The primary goal of WebGPU Compatibility mode is to increase the reach of WebGPU by providing an opt-in, slightly restricted subset of WebGPU which will run on older APIs such as D3D11 and OpenGL ES. This will increase adoption of WebGPU applications via a wider userbase.

Since WebGPU Compatibility mode is a subset of WebGPU, all valid Compatibility mode applications are also valid WebGPU applications. Consequently, Compatibility mode applications will also run on user agents which do not support Compatibility mode. Such user agents will simply ignore the option requesting a Compatibility mode Adapter and return a Core WebGPU Adapter instead.

Proposed IDL changes

partial dictionary GPURequestAdapterOptions {
    boolean compatibilityMode = false;
}

When calling GPU.RequestAdapter(), passing compatibilityMode = true in the GPURequestAdapterOptions will indicate to the User Agent to select the Compatibility subset of WebGPU. Any Devices created from the resulting Adapter on supporting UAs will support only Compatibility mode. Calls to APIs unsupported by Compatibility mode will result in validation errors.

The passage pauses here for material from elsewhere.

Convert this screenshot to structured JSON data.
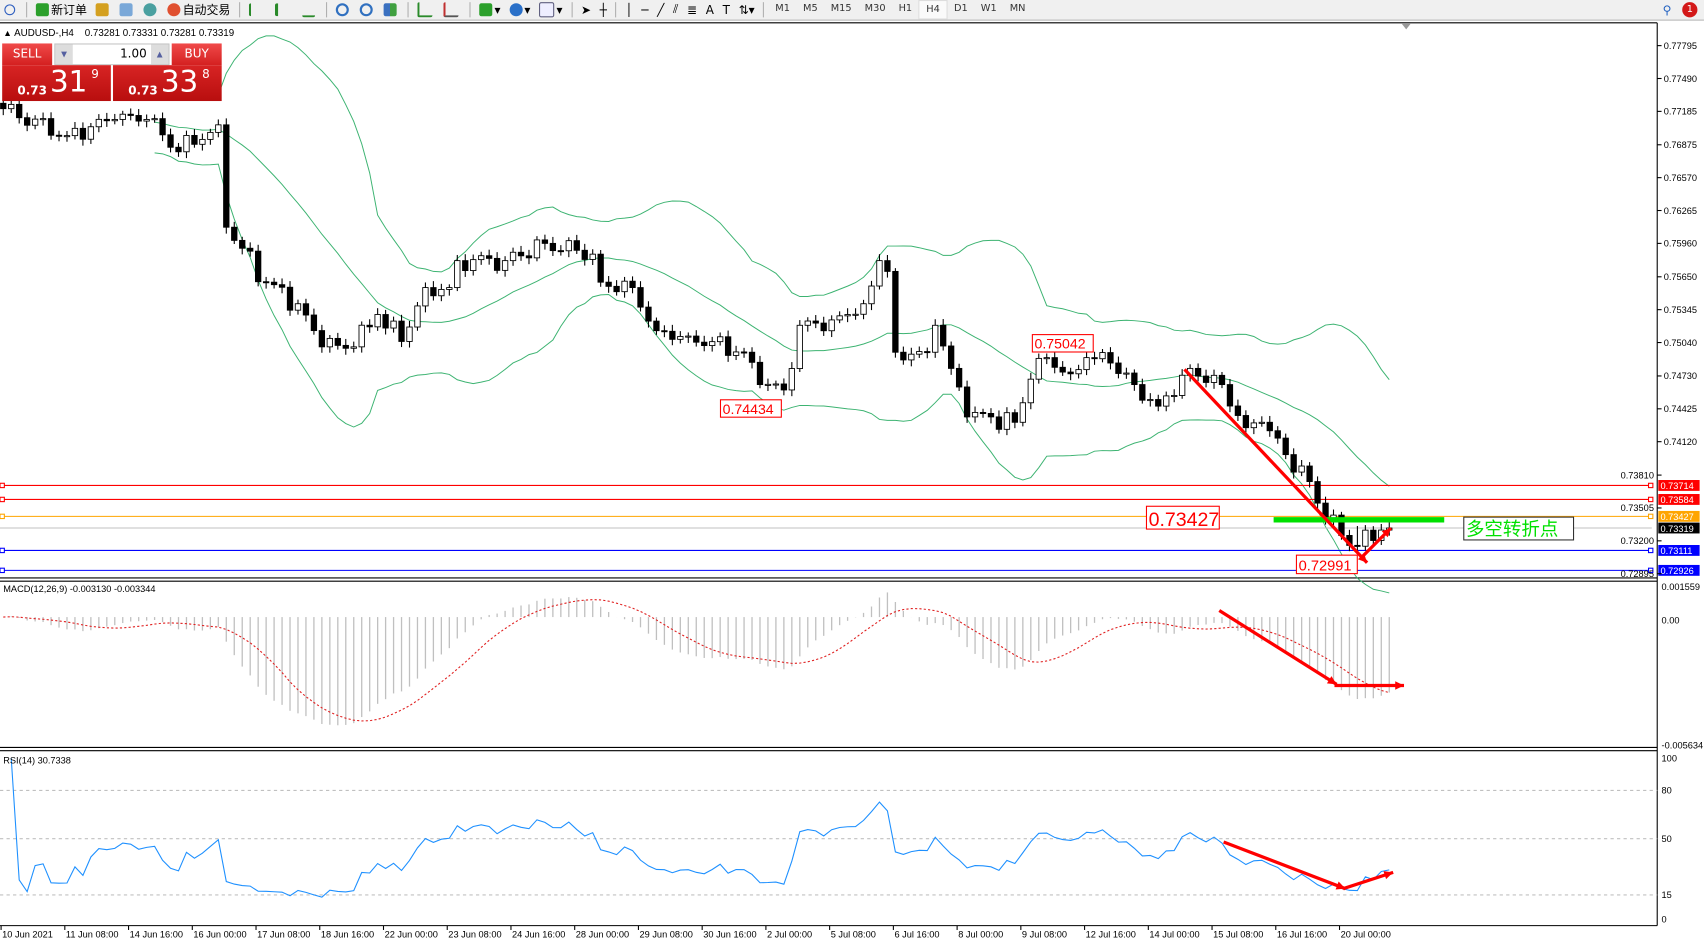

Note that a supporting User Agent may return a compatibilityMode = true Adapter which is backed by a fully WebGPU-capable hardware adapter, such as D3D12, Metal or Vulkan, so long as it validates all subsequent API calls made on the Adapter and the objects it vends against the Compatibility subset.

partial interface GPUAdapter {
    readonly attribute boolean isCompatibilityMode;
}

As a convenience to the developer, the Adapter returned will have the isCompatibilityMode property set to true.

partial dictionary GPUTextureDescriptor {
    GPUTextureViewDimension viewDimension;
}

See "Texture view dimension may be specified", below.

Compatibility mode restrictions

1. Texture view dimension may be specified

When specifying a texture, a viewDimension property determines the views which can be bound from that texture for sampling (see "Proposed IDL changes", above). Binding a view of a different dimension for sampling than specified at texture creation time will cause a validation error. If viewDimension is unspecified, use the following algorithm:

if desc.dimension is "1d":
    set viewDimension to "1d"
if desc.dimension is "2d":
  if desc.size.depthOrArrayLayers is 1:
    set viewDimension to "2d"
  if desc.size.depthOrArrayLayers is 6:
    set viewDimension to "cube"
  else:
    set viewDimension to "2d-array"
if desc.dimension is "3d":
  set viewDimension to "3d"

Justification: OpenGL ES 3.1 does not support texture views.

2. Color blending state may not differ between color attachments in a GPUFragmentState.

Each GPUColorTargetState in a GPUFragmentState must have the same blend.alpha, blend.color and writeMask, or else a validation error will occur on render pipeline creation.

Justification: OpenGL ES 3.1 does not support indexed draw buffer state.